Linked to this message is an attachment (RfaultOverRnormal.doc) which provides the math framework for these claims. I heartily recommend that when you view it you switch to View Menu and select "outline" view (available in both word and internet explorer when viewing this document). Then you can use the indentation of the outline will help show you the structuve of a discussion. Statements that support a previous statement are indented under that statement. Also will be helpful to turn off formatting (show formatting button on the outline toolbar). If you don't get the right format, it is going to look like a bunch of aimless rambling. (perhaps some people will conclude that anyway?.... hope not ;-).

This message has been edited. Last edited by: electricpete,

RfaultOverRNormal.doc (36 Kb, 54 downloads) Discussion

Here is a spreadsheet that provides examples of temperature rises computed using the model of the above word document. The punchline of course is that the ratio I propose depends only on equipment condition (resistance ratio) and not on load and wind.

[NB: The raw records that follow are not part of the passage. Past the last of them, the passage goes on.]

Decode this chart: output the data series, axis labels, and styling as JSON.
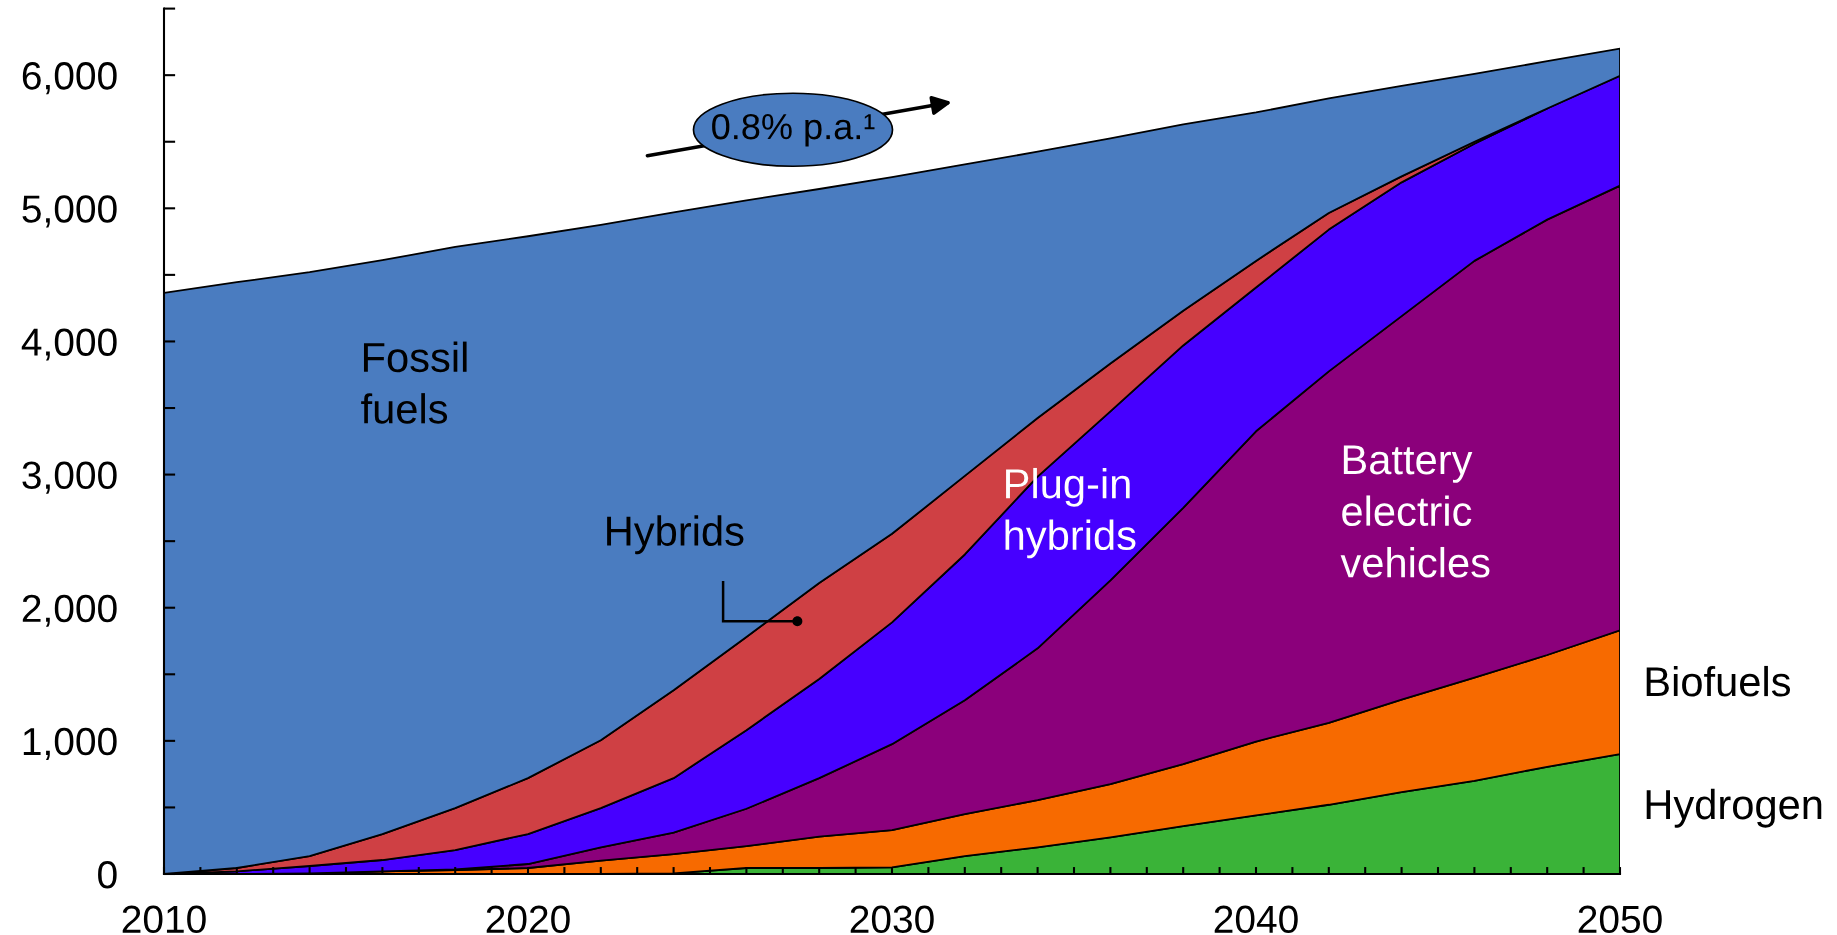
{
  "chart_data": {
    "type": "area",
    "stacked": true,
    "x": [
      2010,
      2012,
      2014,
      2016,
      2018,
      2020,
      2022,
      2024,
      2026,
      2028,
      2030,
      2032,
      2034,
      2036,
      2038,
      2040,
      2042,
      2044,
      2046,
      2048,
      2050
    ],
    "series": [
      {
        "name": "Hydrogen",
        "color": "#3ab338",
        "values": [
          0,
          0,
          0,
          0,
          0,
          0,
          0,
          5,
          45,
          45,
          50,
          135,
          200,
          275,
          360,
          440,
          520,
          615,
          700,
          805,
          900
        ]
      },
      {
        "name": "Biofuels",
        "color": "#f76a00",
        "values": [
          0,
          0,
          5,
          20,
          30,
          45,
          100,
          145,
          165,
          235,
          280,
          315,
          355,
          400,
          465,
          555,
          615,
          695,
          775,
          840,
          930
        ]
      },
      {
        "name": "Battery\nelectric\nvehicles",
        "color": "#8b007b",
        "values": [
          0,
          0,
          0,
          0,
          5,
          30,
          100,
          160,
          280,
          440,
          645,
          855,
          1140,
          1530,
          1925,
          2330,
          2640,
          2880,
          3130,
          3270,
          3340
        ]
      },
      {
        "name": "Plug-in\nhybrids",
        "color": "#4600ff",
        "values": [
          0,
          20,
          55,
          85,
          145,
          225,
          295,
          410,
          590,
          745,
          915,
          1095,
          1290,
          1270,
          1220,
          1080,
          1065,
          1005,
          880,
          835,
          825
        ]
      },
      {
        "name": "Hybrids",
        "color": "#cf4044",
        "values": [
          0,
          25,
          75,
          195,
          315,
          420,
          510,
          660,
          700,
          720,
          665,
          590,
          440,
          360,
          260,
          200,
          125,
          45,
          15,
          0,
          null
        ]
      },
      {
        "name": "Fossil\nfuels",
        "color": "#4a7cc0",
        "values": [
          4365,
          4400,
          4385,
          4310,
          4215,
          4070,
          3870,
          3590,
          3280,
          2960,
          2680,
          2340,
          2000,
          1690,
          1400,
          1115,
          860,
          680,
          510,
          355,
          205
        ]
      }
    ],
    "xlim": [
      2010,
      2050
    ],
    "xticks": [
      2010,
      {
        "value": 2011,
        "label": null
      },
      {
        "value": 2012,
        "label": null
      },
      {
        "value": 2013,
        "label": null
      },
      {
        "value": 2014,
        "label": null
      },
      {
        "value": 2015,
        "label": null
      },
      {
        "value": 2016,
        "label": null
      },
      {
        "value": 2017,
        "label": null
      },
      {
        "value": 2018,
        "label": null
      },
      {
        "value": 2019,
        "label": null
      },
      2020,
      {
        "value": 2021,
        "label": null
      },
      {
        "value": 2022,
        "label": null
      },
      {
        "value": 2023,
        "label": null
      },
      {
        "value": 2024,
        "label": null
      },
      {
        "value": 2025,
        "label": null
      },
      {
        "value": 2026,
        "label": null
      },
      {
        "value": 2027,
        "label": null
      },
      {
        "value": 2028,
        "label": null
      },
      {
        "value": 2029,
        "label": null
      },
      2030,
      {
        "value": 2031,
        "label": null
      },
      {
        "value": 2032,
        "label": null
      },
      {
        "value": 2033,
        "label": null
      },
      {
        "value": 2034,
        "label": null
      },
      {
        "value": 2035,
        "label": null
      },
      {
        "value": 2036,
        "label": null
      },
      {
        "value": 2037,
        "label": null
      },
      {
        "value": 2038,
        "label": null
      },
      {
        "value": 2039,
        "label": null
      },
      2040,
      {
        "value": 2041,
        "label": null
      },
      {
        "value": 2042,
        "label": null
      },
      {
        "value": 2043,
        "label": null
      },
      {
        "value": 2044,
        "label": null
      },
      {
        "value": 2045,
        "label": null
      },
      {
        "value": 2046,
        "label": null
      },
      {
        "value": 2047,
        "label": null
      },
      {
        "value": 2048,
        "label": null
      },
      {
        "value": 2049,
        "label": null
      },
      2050
    ],
    "ylim": [
      0,
      6500
    ],
    "yticks": [
      0,
      {
        "value": 500,
        "label": null
      },
      {
        "value": 1000,
        "label": "1,000"
      },
      {
        "value": 1500,
        "label": null
      },
      {
        "value": 2000,
        "label": "2,000"
      },
      {
        "value": 2500,
        "label": null
      },
      {
        "value": 3000,
        "label": "3,000"
      },
      {
        "value": 3500,
        "label": null
      },
      {
        "value": 4000,
        "label": "4,000"
      },
      {
        "value": 4500,
        "label": null
      },
      {
        "value": 5000,
        "label": "5,000"
      },
      {
        "value": 5500,
        "label": null
      },
      {
        "value": 6000,
        "label": "6,000"
      },
      {
        "value": 6500,
        "label": null
      }
    ],
    "annotations": [
      "0.8% p.a.¹"
    ]
  }
}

Also suitable for indirect heating situations.

The symboles are the same as the word document but I'll repeat them for info:
Tamb = ambient temp
I = current (load)
Rt = thermal resistance
Re_S = electrical resistance of the normal Sister connection
Re_F = electrical resistance of the suspect Faulty connection
T_S = Measured temperature of the Sister connection
T_F = Measureed temperature of the Faulty conneciton
ROA_S = Rise above ambient of the Sister connection
ROA_F = Rise above ambient of the Faulty connection
ROS = ROS = rise above sister = T_F-T_S=ROA_F-ROA_S
DI = Deviation Index = ROA_F/ROA_S = Proposed ratio to estimate Rfaulty/Rnormal

I would be interested to hear any comments on this approach.

RfaultOverRnormal2.xls (17 Kb, 39 downloads)

I agree, the existing IR “severity chart” for electrical applications makes no sense.

IR people do realize that absolute temperature of an electrically produced heat, at given electrical resistivity, depends on factors, such as current, wind, ambient temperature. What they don’t realize is the fact that the temperature difference (what they relying on now for severity assessment) between the Faulty and Sister objects is also a function of the same parameters (except ambient).

Usage of the proposed relative measure, such as DI, eliminates this dependency. Another variable that creeps in is the change of the specific resistivity ( 0.4% per deg for copper wire) that overstates the actual resistivity increase due to a poor contact. This can be taken into account.

In the expression:

DI=(Tfaulty – Tsister)/Tsister

(Where T is the absolute temperature reading from the IR instrument)

if DI is less then, say 5%, NO FAULT is present;
if DI = 5-10% ALERT severity level could be assigned, and so on.

Good idea!

Thx David, I appreciate the comments.